Preparing to power the metaverse
The demands on silicon will increase as we slowly move into the metaverse. Apple is the only company that can monetize their current development costs at scale and transfer the relevant pieces of M1 chip building blocks to the hardware of the metaverse. In other words, over the next five years, our laptops will be one onramp into the metaverse, and Apple machines will be positioned to capitalize on the trend.

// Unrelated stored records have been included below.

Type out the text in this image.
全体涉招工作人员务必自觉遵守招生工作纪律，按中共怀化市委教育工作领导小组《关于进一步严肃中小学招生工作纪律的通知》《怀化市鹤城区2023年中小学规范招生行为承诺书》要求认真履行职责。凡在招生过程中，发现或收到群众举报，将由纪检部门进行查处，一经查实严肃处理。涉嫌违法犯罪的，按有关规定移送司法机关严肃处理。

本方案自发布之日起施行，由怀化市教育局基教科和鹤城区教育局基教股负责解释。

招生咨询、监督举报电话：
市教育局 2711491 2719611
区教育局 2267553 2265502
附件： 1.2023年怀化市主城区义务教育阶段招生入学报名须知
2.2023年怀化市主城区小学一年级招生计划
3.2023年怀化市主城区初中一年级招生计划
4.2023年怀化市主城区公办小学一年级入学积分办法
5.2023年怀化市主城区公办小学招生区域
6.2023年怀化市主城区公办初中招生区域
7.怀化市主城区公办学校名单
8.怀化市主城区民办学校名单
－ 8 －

Apple inches ASP higher and consumers still win
The biggest surprise of the event was related to pricing increases. The price of the new 16 in. MacBook Pro increased by 4%, entry-level AirPods by 13%, and 54% for the new 14 in. MacBook Pro compared to the previous 13 in. model. We don’t expect the higher prices to soften demand because Apple’s a case study in virtuous cycles of mutual benefit. The idea is that the company benefits from increased prices, while consumers are happy to pay the higher prices for the increased utility. It’s a win-win that ultimately benefits $AAPL investors.
Rounding out the product announcements
- 3rd generation entry-level AirPods with spatial audio. Even with the 13% price increase, we believe Apple is going to sell as many AirPods this holiday season as they can make. Overall, AirPods is about 4% of revenue and is estimated to grow 15% in 2022 (Loup estimate).
- Apple Music “Voice Plan” gives access to the entire music library through Siri for $4.99/month (half the price of the individual plan). The idea is to give a monthly discount to incentivize users to help train Siri. We don’t think it’ll move the Apple Music revenue needle.
- Adding colors to HomePod mini follows the time-tested roadmap of Apple sparking demand. HomePod is less than 0.5% of revenue, so the colors will be negligible for revenue.